Has the play been produced? If so, what was the audience reaction?

I’ve had the great joy of seeing all four college productions of this play and every audience talkback has included at least one person saying: am I a bad person because I want to be a Copy Girl? No, of course not! The Copy Girls GET THINGS DONE. They are smart, sexy, ambitious. They know what they want and they get it by any means possible but there is a price to pay for that.

I had one mother admit that she had been raised a Copy Girl and had raised her daughter to get a husband at college at any cost. We had a group of sorority girls invite their entire house to the show because they loved the Copy Girls. The play has been used as outreach to talk about violence towards women on campus. A university president said the play made him think about student life on their campus and how to create a larger dialogue about its party culture.

What (or who) inspired you to become a playwright?

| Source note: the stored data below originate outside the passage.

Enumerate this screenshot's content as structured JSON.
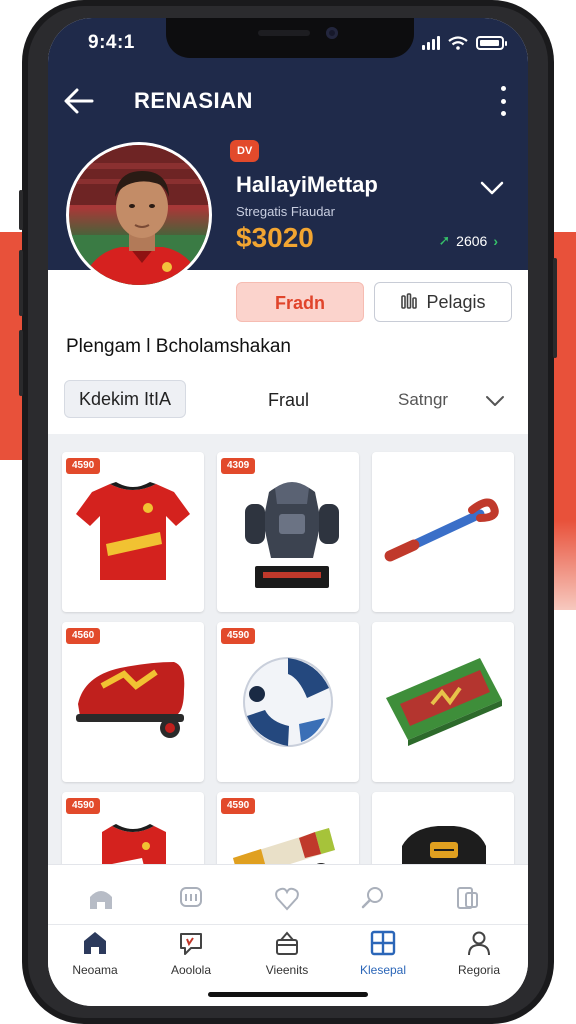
{
  "status": {
    "time": "9:4:1"
  },
  "nav": {
    "title": "RENASIAN"
  },
  "player": {
    "badge": "DV",
    "name": "HallayiMettap",
    "subtitle": "Stregatis Fiaudar",
    "price": "$3020",
    "trend_value": "2606"
  },
  "actions": {
    "trade_label": "Fradn",
    "details_label": "Pelagis"
  },
  "section": {
    "title": "Plengam l Bcholamshakan"
  },
  "filters": {
    "chip_label": "Kdekim ItIA",
    "filter_label": "Fraul",
    "sort_label": "Satngr"
  },
  "products": [
    {
      "price": "4590",
      "icon": "jersey-icon"
    },
    {
      "price": "4309",
      "icon": "armor-trophy-icon"
    },
    {
      "price": "",
      "icon": "bat-icon"
    },
    {
      "price": "4560",
      "icon": "boot-icon"
    },
    {
      "price": "4590",
      "icon": "ball-icon"
    },
    {
      "price": "",
      "icon": "bag-icon"
    },
    {
      "price": "4590",
      "icon": "jersey-icon"
    },
    {
      "price": "4590",
      "icon": "tape-icon"
    },
    {
      "price": "",
      "icon": "shirt-icon"
    }
  ],
  "tabbar": {
    "items": [
      {
        "label": "Neoama",
        "icon": "home-icon"
      },
      {
        "label": "Aoolola",
        "icon": "chat-icon"
      },
      {
        "label": "Vieenits",
        "icon": "gift-icon"
      },
      {
        "label": "Klesepal",
        "icon": "grid-icon"
      },
      {
        "label": "Regoria",
        "icon": "person-icon"
      }
    ],
    "active_index": 3
  },
  "colors": {
    "header": "#1f2a4a",
    "accent": "#e24a2b",
    "price_gold": "#f2a531",
    "active_tab": "#2b66b8"
  }
}
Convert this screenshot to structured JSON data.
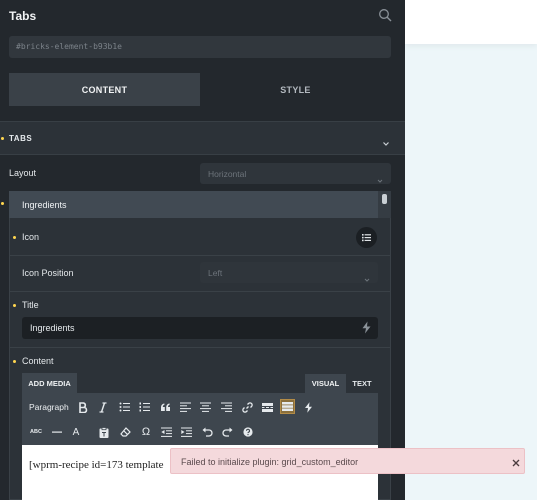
{
  "panel": {
    "title": "Tabs",
    "element_id": "#bricks-element-b93b1e",
    "tabs": [
      {
        "label": "CONTENT"
      },
      {
        "label": "STYLE"
      }
    ]
  },
  "section": {
    "label": "TABS"
  },
  "layout": {
    "label": "Layout",
    "value": "Horizontal"
  },
  "item": {
    "label": "Ingredients",
    "icon_label": "Icon",
    "icon_position_label": "Icon Position",
    "icon_position_value": "Left",
    "title_label": "Title",
    "title_value": "Ingredients",
    "content_label": "Content"
  },
  "editor": {
    "add_media": "ADD MEDIA",
    "visual_tab": "VISUAL",
    "text_tab": "TEXT",
    "format_select": "Paragraph",
    "omega_symbol": "Ω",
    "font_color_symbol": "A",
    "abc_symbol": "ABC",
    "content": "[wprm-recipe id=173 template"
  },
  "toast": {
    "message": "Failed to initialize plugin: grid_custom_editor"
  },
  "colors": {
    "accent_dot": "#ffd64f",
    "panel_bg": "#23282d",
    "toast_bg": "#f4d9dc"
  }
}
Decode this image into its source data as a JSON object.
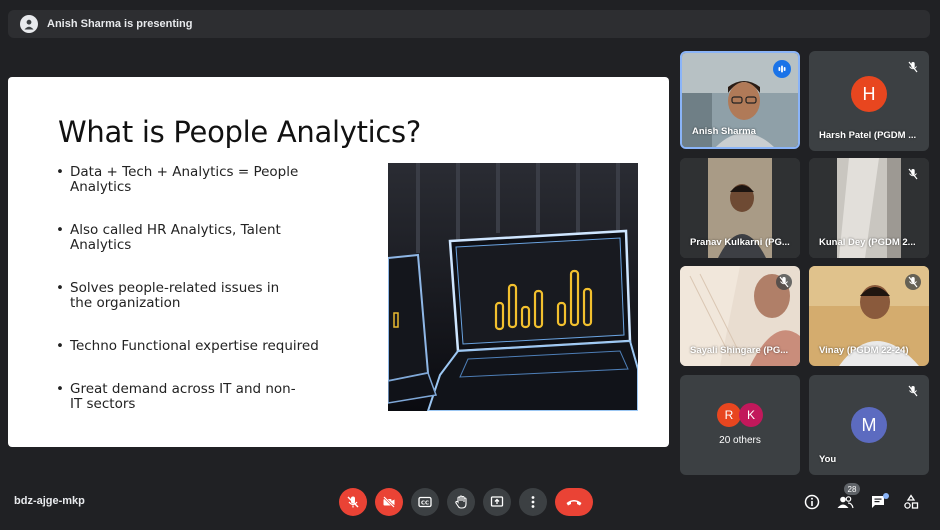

My super talented actor friends who weren’t getting cast. At some point, I started to think…I’ll just write for you! It’s impossible for me to tease apart acting from playwriting, they each inform the other completely.

Who are writers, or plays, or books that drew you into a writer's life?

Carol Burnett, Lily Tomlin, Whoopi Goldberg. Lanford Wilson, Craig Lucas, Paula Vogel, Sam Shepard. Chekhov. Winnie Holzman, Deborah Brevoort, Peter Hedges.

Tell me about your education, and how that impacted your writer's life?

I attended the Professional Actor Training Program at North Carolina School of the Arts and was cut from the program after my sophomore year because I was fat. I can laugh about it now, but at the time of course, it was devastating. It was the 80’s when everyone in acting school was supposed to be able to play Juliet. But NCSA gave me an understanding of the professional theater and introduced me to friends who are my artistic soul mates. I moved to NYC and studied acting with Sanford Meisner at the Neighborhood Playhouse and at his private home on the island of Bequia, West Indies. Sandy Meisner was the master teacher in my life. He said that it takes twenty years to be an artist. I spent twelve years in Los Angeles writing and acting but mostly working at a law firm. I wanted to teach. So I came to Ohio University to get my MFA in playwriting. Here I met my next master teachers, Charles Smith and Erik Ramsey, who helped me find my voice as a writer. I work with the amazing artists of Brick Monkey Theater Ensemble, and now consider Southeast Ohio my artistic home.